To be more precise, none of my code uses dynamic allocation. I'm using STL, but it's much more likely to be something I did wrong than for it to be a broken implmentation of G++/glibc/STL.

I've searched around trying to find an answer to this, but I wasn't able to find any example of this error being generated without any dynamic memory allocations.

I'd love to share the code that was generating this error, but I'm not permitted to release it and I don't know how to reduce the problem to something small enough to be given here. I'll do my best to describe the gist of what my code was doing.

The error was being thrown when leaving a function, and the stack trace showed that it was coming from the destructor of a std::vector<std::set<std::string>>. Some number of elements in the vector were being initialized by emplace_back(). In a last ditch attempt, I changed it to push_back({{}}) and the problem went away. The problem could also be avoided by setting the environment variable MALLOC_CHECK_=2. By my understanding, that environment variable should have caused glibc to abort with more information rather than cause the error to go away.

This question is only being asked to serve my curiosity, so I'll settle for a shot in the dark answer. The best I have been able to come up with is that it was a compiler bug, but it's always my fault.


In general, what could cause a double free in a program that is does not contain any dynamic memory allocation?

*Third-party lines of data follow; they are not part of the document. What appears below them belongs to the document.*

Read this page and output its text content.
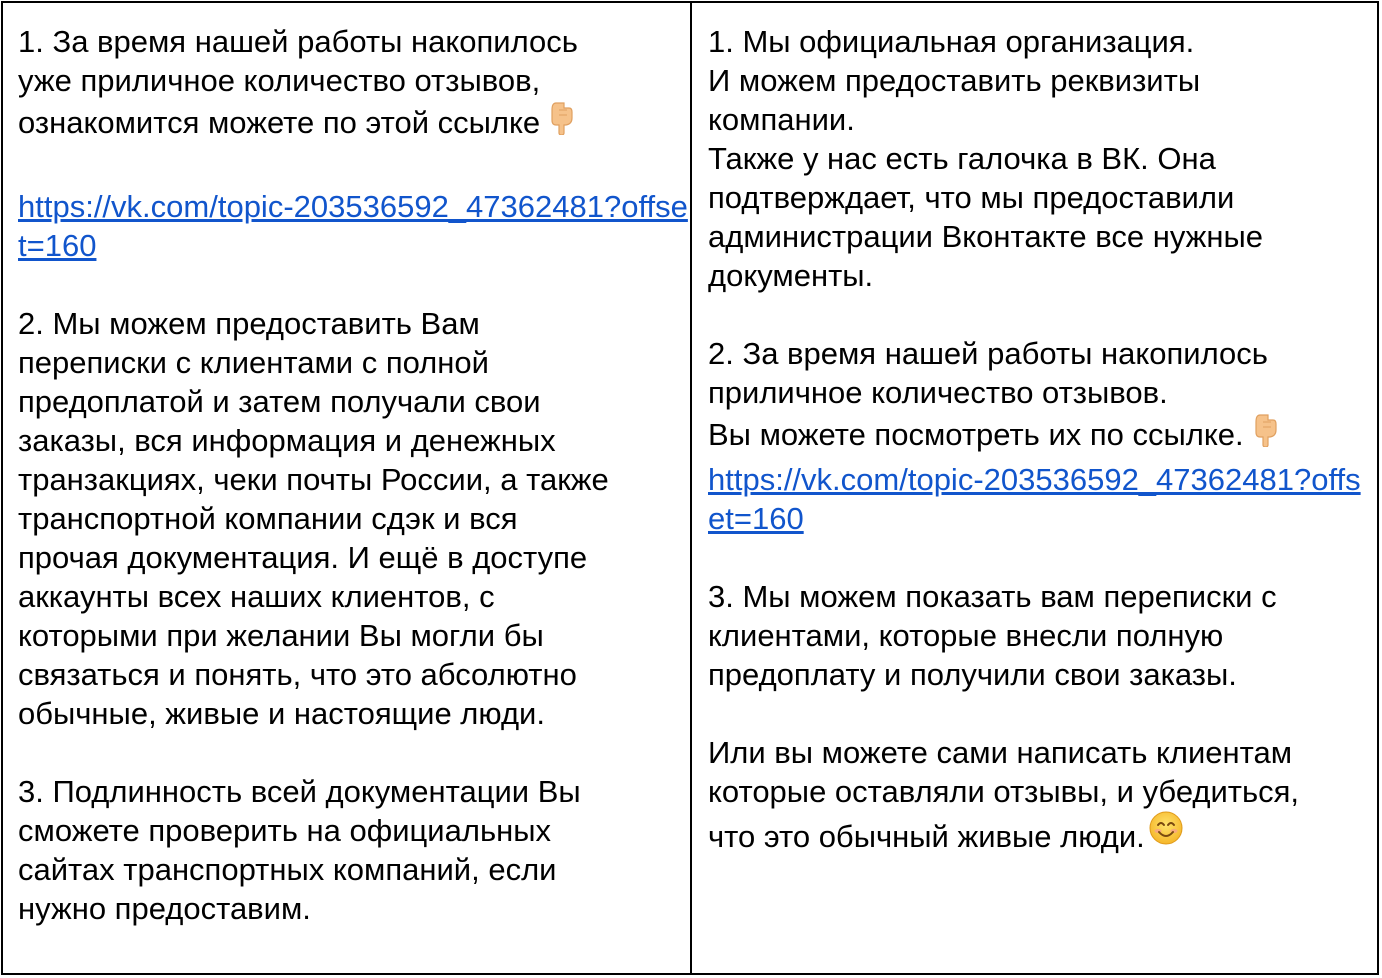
1. За время нашей работы накопилось
уже приличное количество отзывов,

ознакомится можете по этой ссылке

https://vk.com/topic-203536592_47362481?offset=160

2. Мы можем предоставить Вам
переписки с клиентами с полной
предоплатой и затем получали свои
заказы, вся информация и денежных
транзакциях, чеки почты России, а также
транспортной компании сдэк и вся
прочая документация. И ещё в доступе
аккаунты всех наших клиентов, с
которыми при желании Вы могли бы
связаться и понять, что это абсолютно
обычные, живые и настоящие люди.

3. Подлинность всей документации Вы
сможете проверить на официальных
сайтах транспортных компаний, если
нужно предоставим.

1. Мы официальная организация.
И можем предоставить реквизиты
компании.
Также у нас есть галочка в ВК. Она
подтверждает, что мы предоставили
администрации Вконтакте все нужные
документы.

2. За время нашей работы накопилось
приличное количество отзывов.

Вы можете посмотреть их по ссылке.

https://vk.com/topic-203536592_47362481?offset=160

3. Мы можем показать вам переписки с
клиентами, которые внесли полную
предоплату и получили свои заказы.

Или вы можете сами написать клиентам
которые оставляли отзывы, и убедиться,

что это обычный живые люди.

Normally when you make a copy of a type which dynamically allocates memory but doesn't follow rule of three

struct Type
{
   Type() : ptr = new int(3) { }
   ~Type() { delete ptr; }
   // no copy constructor is defined
   // no copy assign operator is defined

private:
   int * ptr;
};

void func()
{
   {
     std::vector<Type> objs;
     Type t; // allocates ptr
     objs.push_back(t); // make a copy of t, now t->ptr and objs[0]->ptr point to same memory location
     // when this scope finishes, t will be destroyed, its destructor will be called and it will try to delete ptr;
     // objs go out of scope, elements in objs will be destroyed, their destructors are called, and delete ptr; will be executed again. That's double free on same pointer.